Dustin Pedroia, Red Sox
The AL MVP candidate looked like anything but that in Boston's ALDS win over the Angels, getting just one hit -- a run-scoring double off Fenway Park's Green Monster in Game 4 on Monday -- in 17 at-bats (.059). It'd be hard to think that Pedroia won't bust out sooner or later, though, given his fine year and his postseason history. Last year, he hit just .154 in the ALDS against the Angels before coming alive in the ALCS against the Indians, batting .345 in the seven games with a homer and five RBIs. Could we see a similar turnaround against the Rays? In 18 games against Tampa Bay this season, Pedroia hit .296 with six doubles, a triple and a home run.
Hideki Okajima, Red Sox
The lefty setup man appeared in three of the four games in Boston's ALDS win over the Angels, giving up three hits and two runs in 2 2/3 innings.
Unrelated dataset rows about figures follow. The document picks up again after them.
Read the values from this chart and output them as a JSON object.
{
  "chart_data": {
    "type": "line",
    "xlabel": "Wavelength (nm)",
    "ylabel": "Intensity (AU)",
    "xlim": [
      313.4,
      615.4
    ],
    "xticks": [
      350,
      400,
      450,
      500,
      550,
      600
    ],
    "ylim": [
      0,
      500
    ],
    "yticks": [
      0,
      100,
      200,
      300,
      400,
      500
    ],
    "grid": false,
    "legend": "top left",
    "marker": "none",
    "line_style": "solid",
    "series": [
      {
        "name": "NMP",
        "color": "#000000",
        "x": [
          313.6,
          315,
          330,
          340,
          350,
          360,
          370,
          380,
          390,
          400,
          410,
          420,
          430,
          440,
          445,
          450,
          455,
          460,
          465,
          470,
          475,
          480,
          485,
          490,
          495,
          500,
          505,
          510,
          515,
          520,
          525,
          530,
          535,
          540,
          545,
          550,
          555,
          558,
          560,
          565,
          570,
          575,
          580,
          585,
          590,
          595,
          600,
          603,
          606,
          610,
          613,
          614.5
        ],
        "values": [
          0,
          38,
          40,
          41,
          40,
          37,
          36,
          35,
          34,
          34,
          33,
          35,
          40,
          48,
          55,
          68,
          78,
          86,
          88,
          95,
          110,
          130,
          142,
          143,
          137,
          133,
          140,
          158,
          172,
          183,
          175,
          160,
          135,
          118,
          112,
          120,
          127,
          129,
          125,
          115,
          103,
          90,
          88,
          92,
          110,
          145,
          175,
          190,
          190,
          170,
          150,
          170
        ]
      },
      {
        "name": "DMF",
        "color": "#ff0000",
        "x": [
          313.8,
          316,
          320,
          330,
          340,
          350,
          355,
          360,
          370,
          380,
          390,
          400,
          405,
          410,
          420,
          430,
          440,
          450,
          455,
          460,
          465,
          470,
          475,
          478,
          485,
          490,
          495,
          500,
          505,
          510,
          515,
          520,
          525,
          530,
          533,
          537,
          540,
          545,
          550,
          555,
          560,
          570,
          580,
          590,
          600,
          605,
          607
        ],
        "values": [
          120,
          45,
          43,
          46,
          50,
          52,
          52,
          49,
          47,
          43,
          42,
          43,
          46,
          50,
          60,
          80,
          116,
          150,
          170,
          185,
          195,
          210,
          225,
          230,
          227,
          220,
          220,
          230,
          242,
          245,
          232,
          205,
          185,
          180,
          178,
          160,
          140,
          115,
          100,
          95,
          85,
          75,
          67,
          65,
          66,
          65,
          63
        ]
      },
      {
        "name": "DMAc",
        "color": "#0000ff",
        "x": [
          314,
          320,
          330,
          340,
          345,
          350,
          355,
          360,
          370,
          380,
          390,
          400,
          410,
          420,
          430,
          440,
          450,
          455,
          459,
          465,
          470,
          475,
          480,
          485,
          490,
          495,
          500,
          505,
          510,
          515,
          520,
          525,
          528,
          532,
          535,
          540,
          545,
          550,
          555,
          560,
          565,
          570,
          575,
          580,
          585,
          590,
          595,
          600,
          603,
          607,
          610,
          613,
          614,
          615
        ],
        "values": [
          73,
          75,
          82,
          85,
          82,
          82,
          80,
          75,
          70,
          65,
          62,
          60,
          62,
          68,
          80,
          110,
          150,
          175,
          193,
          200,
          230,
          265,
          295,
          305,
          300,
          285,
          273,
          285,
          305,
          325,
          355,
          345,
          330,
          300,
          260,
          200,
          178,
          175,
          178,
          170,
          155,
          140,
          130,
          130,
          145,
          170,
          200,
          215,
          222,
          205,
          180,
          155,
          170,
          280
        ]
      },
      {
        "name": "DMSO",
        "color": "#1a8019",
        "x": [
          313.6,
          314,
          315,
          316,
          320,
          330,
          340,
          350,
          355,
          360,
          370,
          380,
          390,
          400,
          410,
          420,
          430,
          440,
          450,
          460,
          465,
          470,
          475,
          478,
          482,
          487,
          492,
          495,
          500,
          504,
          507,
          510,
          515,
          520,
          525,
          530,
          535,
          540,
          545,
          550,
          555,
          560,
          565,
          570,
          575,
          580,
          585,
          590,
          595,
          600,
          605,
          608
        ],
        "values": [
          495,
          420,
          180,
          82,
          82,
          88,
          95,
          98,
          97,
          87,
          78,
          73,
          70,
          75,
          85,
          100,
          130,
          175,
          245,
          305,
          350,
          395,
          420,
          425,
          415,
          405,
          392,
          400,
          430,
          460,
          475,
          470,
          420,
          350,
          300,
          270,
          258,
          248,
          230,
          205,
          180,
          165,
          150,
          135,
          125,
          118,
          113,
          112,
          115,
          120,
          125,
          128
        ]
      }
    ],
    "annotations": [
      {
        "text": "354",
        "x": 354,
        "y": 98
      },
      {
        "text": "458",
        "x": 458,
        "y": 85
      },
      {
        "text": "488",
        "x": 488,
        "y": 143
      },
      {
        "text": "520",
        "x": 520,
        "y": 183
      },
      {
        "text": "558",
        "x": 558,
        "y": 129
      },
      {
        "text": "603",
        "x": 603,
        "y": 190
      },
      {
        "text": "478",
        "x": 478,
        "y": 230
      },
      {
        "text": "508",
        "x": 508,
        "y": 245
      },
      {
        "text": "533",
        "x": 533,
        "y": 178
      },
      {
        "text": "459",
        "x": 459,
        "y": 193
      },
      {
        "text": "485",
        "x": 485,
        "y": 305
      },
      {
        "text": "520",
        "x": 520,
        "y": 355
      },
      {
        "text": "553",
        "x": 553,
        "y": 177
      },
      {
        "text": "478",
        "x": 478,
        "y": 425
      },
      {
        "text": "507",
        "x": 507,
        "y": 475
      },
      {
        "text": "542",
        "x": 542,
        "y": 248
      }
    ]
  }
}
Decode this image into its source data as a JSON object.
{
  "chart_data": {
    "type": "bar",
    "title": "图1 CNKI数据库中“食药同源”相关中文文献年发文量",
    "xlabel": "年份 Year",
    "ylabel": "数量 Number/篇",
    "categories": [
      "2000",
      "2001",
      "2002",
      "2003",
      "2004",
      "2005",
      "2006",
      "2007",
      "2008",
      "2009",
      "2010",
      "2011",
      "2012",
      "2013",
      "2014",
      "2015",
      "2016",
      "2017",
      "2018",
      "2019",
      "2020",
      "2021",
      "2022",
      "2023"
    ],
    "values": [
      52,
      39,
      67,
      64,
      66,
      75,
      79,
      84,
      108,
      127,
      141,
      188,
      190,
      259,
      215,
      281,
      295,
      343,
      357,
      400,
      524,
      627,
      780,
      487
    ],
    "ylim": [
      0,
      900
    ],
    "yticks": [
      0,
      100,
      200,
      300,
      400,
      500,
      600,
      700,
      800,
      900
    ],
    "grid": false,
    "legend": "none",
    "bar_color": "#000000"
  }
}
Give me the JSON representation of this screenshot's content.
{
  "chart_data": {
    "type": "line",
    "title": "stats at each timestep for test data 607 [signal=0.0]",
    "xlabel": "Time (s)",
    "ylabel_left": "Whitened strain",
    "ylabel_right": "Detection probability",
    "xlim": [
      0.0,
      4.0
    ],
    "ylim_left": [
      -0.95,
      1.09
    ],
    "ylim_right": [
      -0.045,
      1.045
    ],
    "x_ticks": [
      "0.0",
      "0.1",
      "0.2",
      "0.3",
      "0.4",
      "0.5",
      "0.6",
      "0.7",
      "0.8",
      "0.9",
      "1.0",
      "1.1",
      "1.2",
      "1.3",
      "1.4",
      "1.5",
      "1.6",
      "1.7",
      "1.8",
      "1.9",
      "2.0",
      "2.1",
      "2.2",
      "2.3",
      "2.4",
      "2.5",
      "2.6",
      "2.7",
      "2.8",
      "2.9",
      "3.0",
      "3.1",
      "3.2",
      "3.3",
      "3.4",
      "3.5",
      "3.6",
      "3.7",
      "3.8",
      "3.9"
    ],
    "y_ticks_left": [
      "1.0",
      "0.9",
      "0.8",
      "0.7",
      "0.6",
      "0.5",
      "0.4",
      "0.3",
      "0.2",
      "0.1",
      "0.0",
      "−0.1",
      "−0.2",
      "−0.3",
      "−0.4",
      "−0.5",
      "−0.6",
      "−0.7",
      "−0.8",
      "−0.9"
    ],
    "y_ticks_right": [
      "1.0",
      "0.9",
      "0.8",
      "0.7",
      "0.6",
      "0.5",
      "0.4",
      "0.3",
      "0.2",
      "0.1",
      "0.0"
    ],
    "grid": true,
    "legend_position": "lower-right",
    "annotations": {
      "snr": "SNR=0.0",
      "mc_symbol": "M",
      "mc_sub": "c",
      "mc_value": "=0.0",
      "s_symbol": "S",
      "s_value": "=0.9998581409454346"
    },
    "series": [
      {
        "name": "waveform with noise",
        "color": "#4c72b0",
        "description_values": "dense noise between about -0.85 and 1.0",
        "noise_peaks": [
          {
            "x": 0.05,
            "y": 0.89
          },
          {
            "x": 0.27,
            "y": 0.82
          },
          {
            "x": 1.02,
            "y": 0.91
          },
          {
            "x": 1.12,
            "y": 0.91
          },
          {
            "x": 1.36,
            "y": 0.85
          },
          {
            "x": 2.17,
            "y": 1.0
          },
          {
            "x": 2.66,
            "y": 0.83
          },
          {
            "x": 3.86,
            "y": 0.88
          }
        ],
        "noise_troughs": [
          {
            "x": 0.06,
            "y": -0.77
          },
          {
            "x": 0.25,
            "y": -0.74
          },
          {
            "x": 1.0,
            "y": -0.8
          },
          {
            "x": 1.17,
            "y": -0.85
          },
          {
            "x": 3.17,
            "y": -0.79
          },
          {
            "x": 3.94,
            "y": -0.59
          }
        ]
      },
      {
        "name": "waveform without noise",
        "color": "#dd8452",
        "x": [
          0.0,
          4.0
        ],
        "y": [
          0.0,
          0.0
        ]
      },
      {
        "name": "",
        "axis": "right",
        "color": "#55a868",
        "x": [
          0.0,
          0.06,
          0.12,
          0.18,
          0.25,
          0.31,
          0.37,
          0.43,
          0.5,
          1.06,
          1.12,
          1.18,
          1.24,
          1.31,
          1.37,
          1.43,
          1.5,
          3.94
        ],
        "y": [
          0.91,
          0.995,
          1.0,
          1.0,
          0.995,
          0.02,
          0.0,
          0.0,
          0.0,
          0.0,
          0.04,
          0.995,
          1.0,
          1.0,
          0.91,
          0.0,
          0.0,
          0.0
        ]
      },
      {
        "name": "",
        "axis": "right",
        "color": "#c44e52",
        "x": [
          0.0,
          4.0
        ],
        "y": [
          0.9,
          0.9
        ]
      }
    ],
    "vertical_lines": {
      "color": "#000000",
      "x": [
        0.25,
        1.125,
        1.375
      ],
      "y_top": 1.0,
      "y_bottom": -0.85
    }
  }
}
It was a long peg from last year, when Okajima had an untouchable first two postseason rounds, pitching 7 1/3 innings against the Angels and Indians without giving up a run. He scuffled against the Rockies last year in the World Series (four hits, three runs in 3 2/3 innings), but the Rays still haven't figured him out. Okajima pitched 6 2/3 innings in seven games against Tampa Bay without giving up a run this season. He gave up one extra-base hit to the Rays all year, a double to Carlos Pena on Sept. 10.